Pearls for Treating IFIS

Pearls for Treating IFIS

Intraoperative floppy iris syndrome (IFIS) is a condition caused by systemic alpha-1 blockers (most notably tamsulosin (Flomax)). The iris dilator muscle becomes atonic to a variable degree causing poor pupillary dilation. During intraocular surgery, the pupil may constrict and the iris may billow and prolapse through the incisions.

Patients with IFIS have an increased risk of complications at the time of cataract surgery (i.e., iris trauma, posterior capsular rupture and vitreous loss). Numerous methods of managing IFIS have been described; however, because IFIS has a wide spectrum of severity ranging from a normal iris response to severe iris atony, the methods do not work equally well for every patient. Therefore it is important to be familiar with a variety of techniques, and tailor them to the individual case. The following is a summary of strategies for effectively managing IFIS and reducing the risk of surgical complications:

  • Be prepared: Preoperatively, know if the patient is at risk and how well the pupil dilates.
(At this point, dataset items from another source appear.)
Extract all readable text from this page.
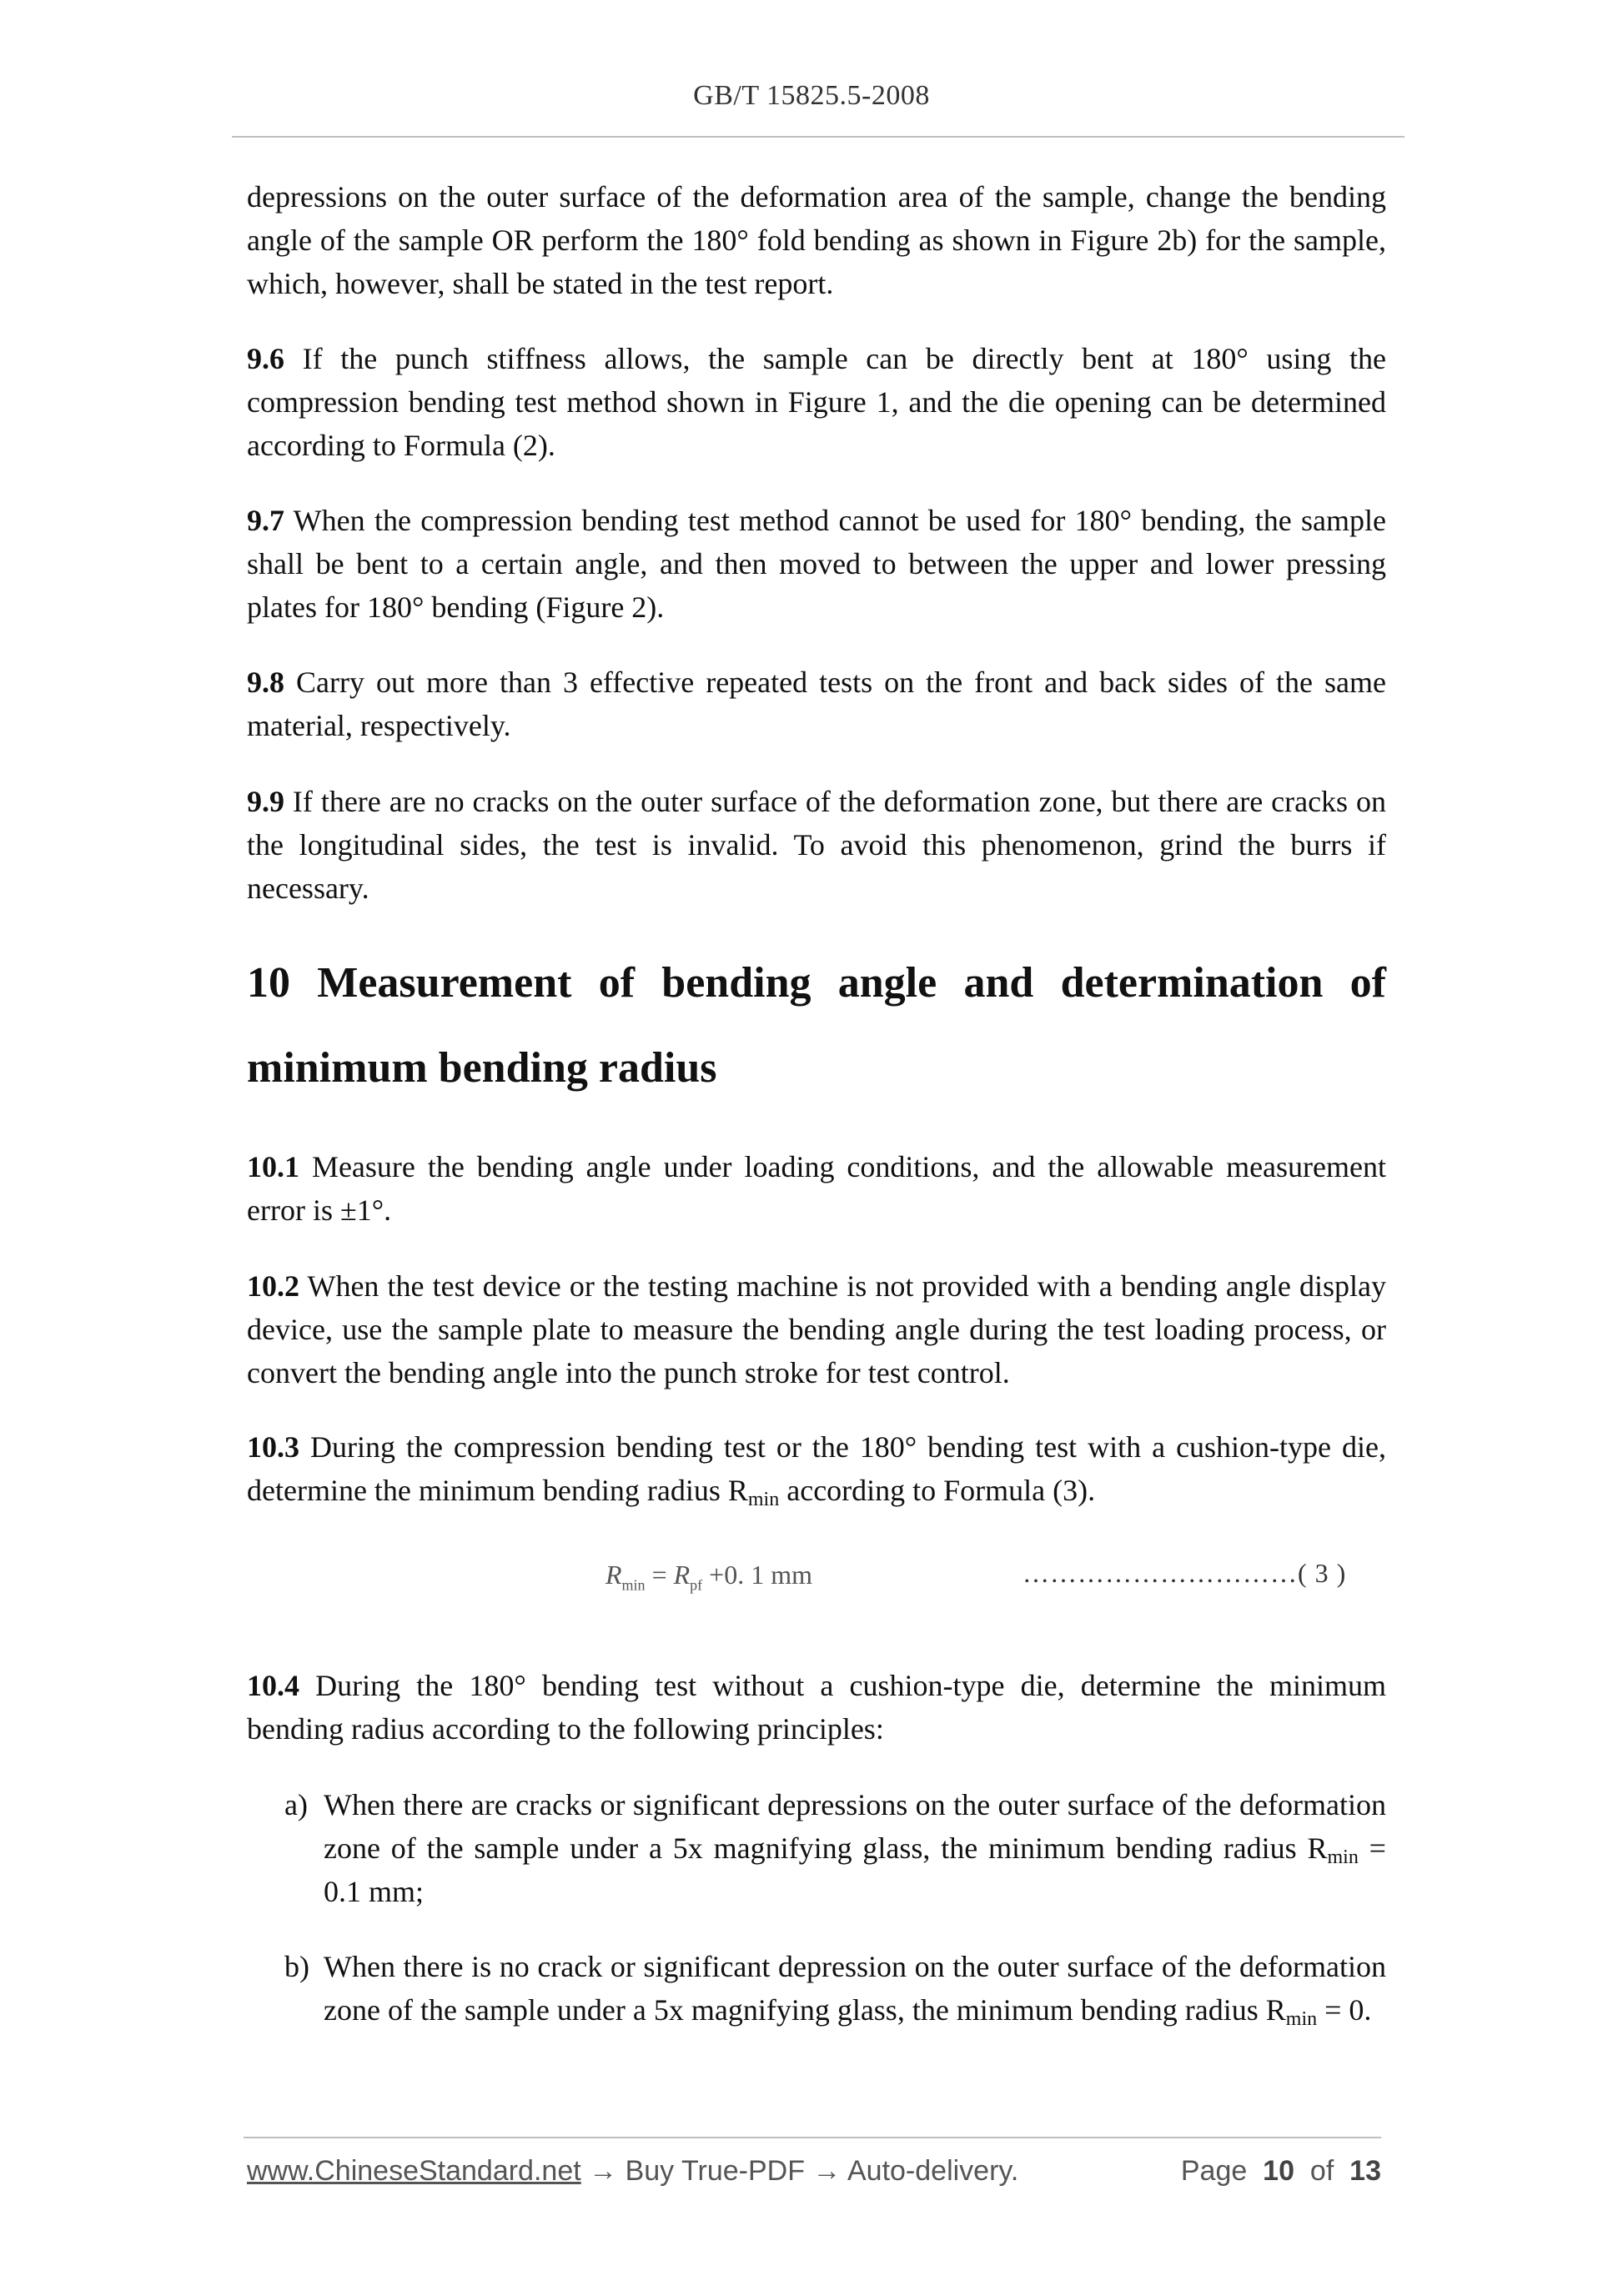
GB/T 15825.5-2008
depressions on the outer surface of the deformation area of the sample, change the bending angle of the sample OR perform the 180° fold bending as shown in Figure 2b) for the sample, which, however, shall be stated in the test report.
9.6 If the punch stiffness allows, the sample can be directly bent at 180° using the compression bending test method shown in Figure 1, and the die opening can be determined according to Formula (2).
9.7 When the compression bending test method cannot be used for 180° bending, the sample shall be bent to a certain angle, and then moved to between the upper and lower pressing plates for 180° bending (Figure 2).
9.8 Carry out more than 3 effective repeated tests on the front and back sides of the same material, respectively.
9.9 If there are no cracks on the outer surface of the deformation zone, but there are cracks on the longitudinal sides, the test is invalid. To avoid this phenomenon, grind the burrs if necessary.
10 Measurement of bending angle and determination of minimum bending radius
10.1 Measure the bending angle under loading conditions, and the allowable measurement error is ±1°.
10.2 When the test device or the testing machine is not provided with a bending angle display device, use the sample plate to measure the bending angle during the test loading process, or convert the bending angle into the punch stroke for test control.
10.3 During the compression bending test or the 180° bending test with a cushion-type die, determine the minimum bending radius $R_{min}$ according to Formula (3).
$R_{min} = R_{pf} +0$. 1 mm	…………………………( 3 )
10.4 During the 180° bending test without a cushion-type die, determine the minimum bending radius according to the following principles:
a) When there are cracks or significant depressions on the outer surface of the deformation zone of the sample under a 5x magnifying glass, the minimum bending radius $R_{min} = 0.1$ mm;
b) When there is no crack or significant depression on the outer surface of the deformation zone of the sample under a 5x magnifying glass, the minimum bending radius $R_{min} = 0$.
www.ChineseStandard.net → Buy True-PDF → Auto-delivery.	Page 10 of 13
Specifically ask about current and prior use these drugs when obtaining the medication history. Prior use is important because even when only taken briefly, the effect on the iris persists after discontinuation. Evaluate the size of the dilated pupil—which often correlates with the severity of IFIS—and determine the etiology if the patient dilates poorly.
  • Have a strategy: There are many techniques for dealing with IFIS including preoperative topical atropine, intracameral epinephrine, viscoadaptive OVD, iris hooks, and pupil expanders. These may be utilized individually or in combination:
      • Topical atropine bid or tid for 1-3 days prior to surgery can be used to achieve better dilation. I find that atropine is only helpful in patients with mild IFIS.
      • Intracameral sulfite-free preservative-free epinephrine (dilution of the 1:1000 solution with BSS ranging from 1:3 to 1:5) may also enlarge a poorly dilated pupil in patients with IFIS. Similar to my experience with atropine, I have not been impressed with the results of epinephrine.
      • A viscoadaptive OVD, such as Healon 5, enlarges the pupil and stabilizes the iris in IFIS patients, but care must be used during hydrodissection to prevent blowing out the posterior capsule, and during phacoemulsification to prevent a wound burn.
      • Iris hooks and pupil expanders are the most effective techniques for managing IFIS. Iris hooks can be more difficult and time consuming to insert and remove, and they create a square pupil. Pupil expanders (i.e., Malyugin Ring, Graether 2000 Pupil Expander, and Morcher Pupil Dilator) do not require separate incisions, can be inserted more rapidly, and do not distort the shape or position of the iris. Inserting a Malyugin Ring is my preferred method for managing IFIS. I find it easy to use and very effective.
        Do not manually stretch the iris (as is commonly done for miotic pupils due to fibrosis from pseudoexfoliation syndrome, uveitis, etc.). This technique is not effective and can actually worsen the situation by increasing the floppiness of the iris.
        Do not stop the patient’s alpha-1 blocker. It does not help because IFIS occurs in patients who no longer use the medication, even years later, and discontinuing the drug can result in acute urinary retention.